The default implementation simply computes the logarithm of density(x). See documentation of density(double) for computation details.

Specified by:
logDensity in interface RealDistribution
Overrides:
logDensity in class AbstractRealDistribution
Parameters:
x - the point at which the PDF is evaluated
Returns:
the logarithm of the value of the probability density function at point x
• cumulativeProbability

public double cumulativeProbability(double x)
For a random variable X whose values are distributed according to this distribution, this method returns P(X <= x). In other words, this method represents the (cumulative) distribution function (CDF) for this distribution.

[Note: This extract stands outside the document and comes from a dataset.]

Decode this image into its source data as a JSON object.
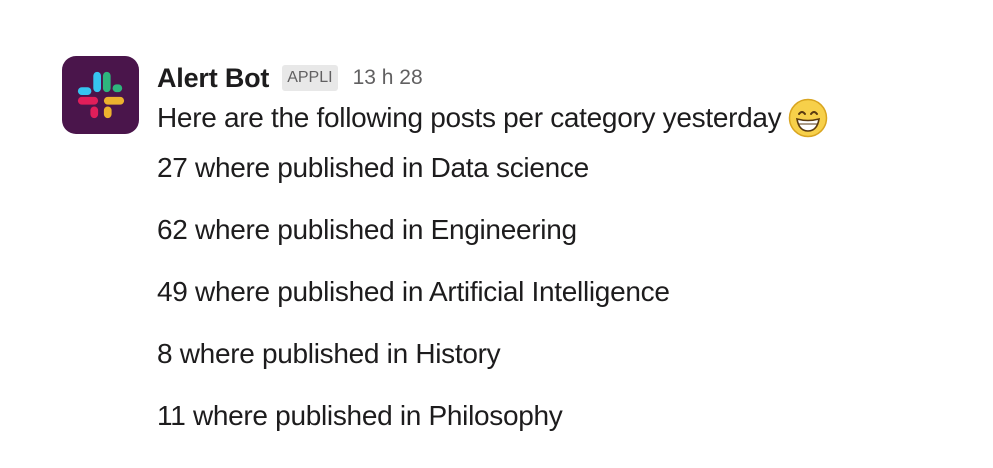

For scale m, and shape s of this distribution, the CDF is given by
• 0 if x <= 0,
• 0 if ln(x) - m < 0 and m - ln(x) > 40 * s, as in these cases the actual value is within Double.MIN_VALUE of 0,
• 1 if ln(x) - m >= 0 and ln(x) - m > 40 * s, as in these cases the actual value is within Double.MIN_VALUE of 1,
• 0.5 + 0.5 * erf((ln(x) - m) / (s * sqrt(2)) otherwise.
Parameters:
x - the point at which the CDF is evaluated
Returns:
the probability that a random variable with this distribution takes a value less than or equal to x
• probability

public double probability(double x0,
double x1)
throws NumberIsTooLargeException
For a random variable X whose values are distributed according to this distribution, this method returns P(x0 < X <= x1).
Specified by:
probability in interface RealDistribution
Overrides:
probability in class AbstractRealDistribution
Parameters:
x0 - Lower bound (excluded).
x1 - Upper bound (included).
Returns:
the probability that a random variable with this distribution takes a value between x0 and x1, excluding the lower and including the upper endpoint.
Throws:
NumberIsTooLargeException - if x0 > x1. The default implementation uses the identity P(x0 < X <= x1) = P(X <= x1) - P(X <= x0)
• getSolverAbsoluteAccuracy

protected double getSolverAbsoluteAccuracy()
Returns the solver absolute accuracy for inverse cumulative computation. You can override this method in order to use a Brent solver with an absolute accuracy different from the default.
Overrides:
getSolverAbsoluteAccuracy in class AbstractRealDistribution
Returns:
the maximum absolute error in inverse cumulative probability estimates
• getNumericalMean

public double getNumericalMean()
Use this method to get the numerical value of the mean of this distribution. For scale m and shape s, the mean is exp(m + s^2 / 2).
Returns:
the mean or Double.NaN if it is not defined
• getNumericalVariance

public double getNumericalVariance()
Use this method to get the numerical value of the variance of this distribution. For scale m and shape s, the variance is (exp(s^2) - 1) * exp(2 * m + s^2).
Returns:
the variance (possibly Double.POSITIVE_INFINITY as for certain cases in TDistribution) or Double.NaN if it is not defined
• getSupportLowerBound

public double getSupportLowerBound()
Access the lower bound of the support. This method must return the same value as inverseCumulativeProbability(0). In other words, this method must return

inf {x in R | P(X <= x) > 0}.

The lower bound of the support is always 0 no matter the parameters.
Returns:
lower bound of the support (always 0)
• getSupportUpperBound

public double getSupportUpperBound()
Access the upper bound of the support. This method must return the same value as inverseCumulativeProbability(1). In other words, this method must return

inf {x in R | P(X <= x) = 1}.

The upper bound of the support is always positive infinity no matter the parameters.
Returns:
upper bound of the support (always Double.POSITIVE_INFINITY)
• isSupportConnected

public boolean isSupportConnected()
Use this method to get information about whether the support is connected, i.e. whether all values between the lower and upper bound of the support are included in the support. The support of this distribution is connected.
Returns:
true
• createSampler

public RealDistribution.Sampler createSampler(org.apache.commons.rng.UniformRandomProvider rng)
Creates a sampler.
Specified by:
createSampler in interface RealDistribution
Overrides:
createSampler in class AbstractRealDistribution
Parameters:
rng - Generator of uniformly distributed numbers.
Returns:
a sampler that produces random numbers according this distribution.